Brewed Fresh Daily

Anotated links from a Cleveland area obsessive coffee drinker, avid quotation collector, voracious internet content consumer, amatuer social network analyzer, and armchair economic developer. Recently referred to as a "web activist".

1/01/2004

 

Cleveland Collar-Color Conflicts

This month's mention in Otis White's Civic Strategies newsletter:
Trust us. This is a good problem to have, but it's a problem nevertheless. As the downtowns of big cities revive and people chose again to live in town, the newcomers are setting off numerous conflicts with older residents. No, we're not talking in this case about poor families displaced by gentrification, but blue-collar industries. It's happening all over (Boston, Cleveland, Tampa, Fla., etc.), but it's most noticeable in Baltimore, where residential developers are vying for the same waterfront properties as port industries. "You have this encroachment of gentrification," said an executive of one port company. "We have to be very careful that we don't work ourselves into a corner, where we have a lot of townhouses right up to the water's edge, and we have a second-class port." Hey, that's the free market at work, say developers. "Baltimore's changed," said one banker and developer. "The industrial component is going to go away from here, from the waterfront. . . . The land values are going up. The highest and best use is not for small marine terminals anymore.
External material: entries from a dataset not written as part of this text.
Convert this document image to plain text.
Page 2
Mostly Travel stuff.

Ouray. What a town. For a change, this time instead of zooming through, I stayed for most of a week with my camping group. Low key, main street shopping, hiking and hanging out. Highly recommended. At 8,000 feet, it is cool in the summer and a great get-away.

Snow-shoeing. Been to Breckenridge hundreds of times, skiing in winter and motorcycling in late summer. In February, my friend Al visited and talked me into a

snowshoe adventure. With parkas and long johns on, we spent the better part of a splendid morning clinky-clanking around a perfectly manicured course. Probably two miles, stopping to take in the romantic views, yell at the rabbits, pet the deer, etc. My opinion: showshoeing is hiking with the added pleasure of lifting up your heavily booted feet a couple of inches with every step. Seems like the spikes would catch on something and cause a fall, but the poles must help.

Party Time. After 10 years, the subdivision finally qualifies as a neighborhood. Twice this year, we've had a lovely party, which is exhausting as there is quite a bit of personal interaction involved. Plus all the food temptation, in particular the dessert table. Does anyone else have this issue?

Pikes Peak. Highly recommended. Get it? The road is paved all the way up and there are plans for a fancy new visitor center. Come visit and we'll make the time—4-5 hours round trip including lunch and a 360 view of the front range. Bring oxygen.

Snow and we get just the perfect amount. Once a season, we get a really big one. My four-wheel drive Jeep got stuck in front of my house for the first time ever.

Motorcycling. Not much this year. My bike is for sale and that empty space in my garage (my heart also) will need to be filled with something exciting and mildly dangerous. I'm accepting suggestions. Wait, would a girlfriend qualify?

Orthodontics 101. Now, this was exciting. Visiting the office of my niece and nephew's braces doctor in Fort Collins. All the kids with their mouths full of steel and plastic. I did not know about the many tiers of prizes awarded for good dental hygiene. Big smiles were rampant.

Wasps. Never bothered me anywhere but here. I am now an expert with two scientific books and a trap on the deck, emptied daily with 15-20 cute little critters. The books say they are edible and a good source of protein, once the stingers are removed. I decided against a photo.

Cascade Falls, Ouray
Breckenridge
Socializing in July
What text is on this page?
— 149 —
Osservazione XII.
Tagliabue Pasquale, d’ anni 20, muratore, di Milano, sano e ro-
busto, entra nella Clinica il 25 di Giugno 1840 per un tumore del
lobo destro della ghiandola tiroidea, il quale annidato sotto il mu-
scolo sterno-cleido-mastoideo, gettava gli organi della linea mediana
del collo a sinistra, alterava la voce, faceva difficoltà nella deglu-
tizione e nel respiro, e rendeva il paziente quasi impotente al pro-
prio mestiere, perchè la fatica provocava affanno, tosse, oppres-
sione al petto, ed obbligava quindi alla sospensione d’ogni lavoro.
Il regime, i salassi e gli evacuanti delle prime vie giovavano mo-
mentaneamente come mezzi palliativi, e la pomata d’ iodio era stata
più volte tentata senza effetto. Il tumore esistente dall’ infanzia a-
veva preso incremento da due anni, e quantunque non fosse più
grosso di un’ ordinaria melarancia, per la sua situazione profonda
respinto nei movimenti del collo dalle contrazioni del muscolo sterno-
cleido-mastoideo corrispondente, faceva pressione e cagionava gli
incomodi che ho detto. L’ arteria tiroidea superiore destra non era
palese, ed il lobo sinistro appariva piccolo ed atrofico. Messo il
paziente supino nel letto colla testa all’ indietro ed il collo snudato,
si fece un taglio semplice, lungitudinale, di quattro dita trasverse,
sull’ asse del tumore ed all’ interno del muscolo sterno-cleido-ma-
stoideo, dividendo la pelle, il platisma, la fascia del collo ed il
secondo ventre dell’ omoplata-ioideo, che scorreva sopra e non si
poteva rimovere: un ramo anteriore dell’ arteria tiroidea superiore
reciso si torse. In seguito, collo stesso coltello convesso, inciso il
It's for offices and condos." These aren't easy conflicts to resolve. The 300-year-old Port of Baltimore is still thriving, focused on auto imports. It accounts for 15,700 jobs directly and maybe another 17,000 indirectly and generates more than $200 million a year in state and local taxes. Big problem: Baltimore's port and industrial areas are governed by state and local agencies, and there's no master plan for its development. Footnote: It's not just port cities where you find blue-collar vs. white-collar conflicts. Atlanta's gritty west side, a vast industrial landscape of rail yards and warehouses, is fast becoming a hip neighborhood of art galleries and lofts. Recalls one old-timer, with details that would chill the hearts of vegetarians living there now, "The old U-Haul place that's condos now? That used to be trailers full of pigs to be slaughtered. The (apartment) building across the street from here, that was a meat house with a dairy. Just behind it is where they used to kill cows, used to shoot them in the back."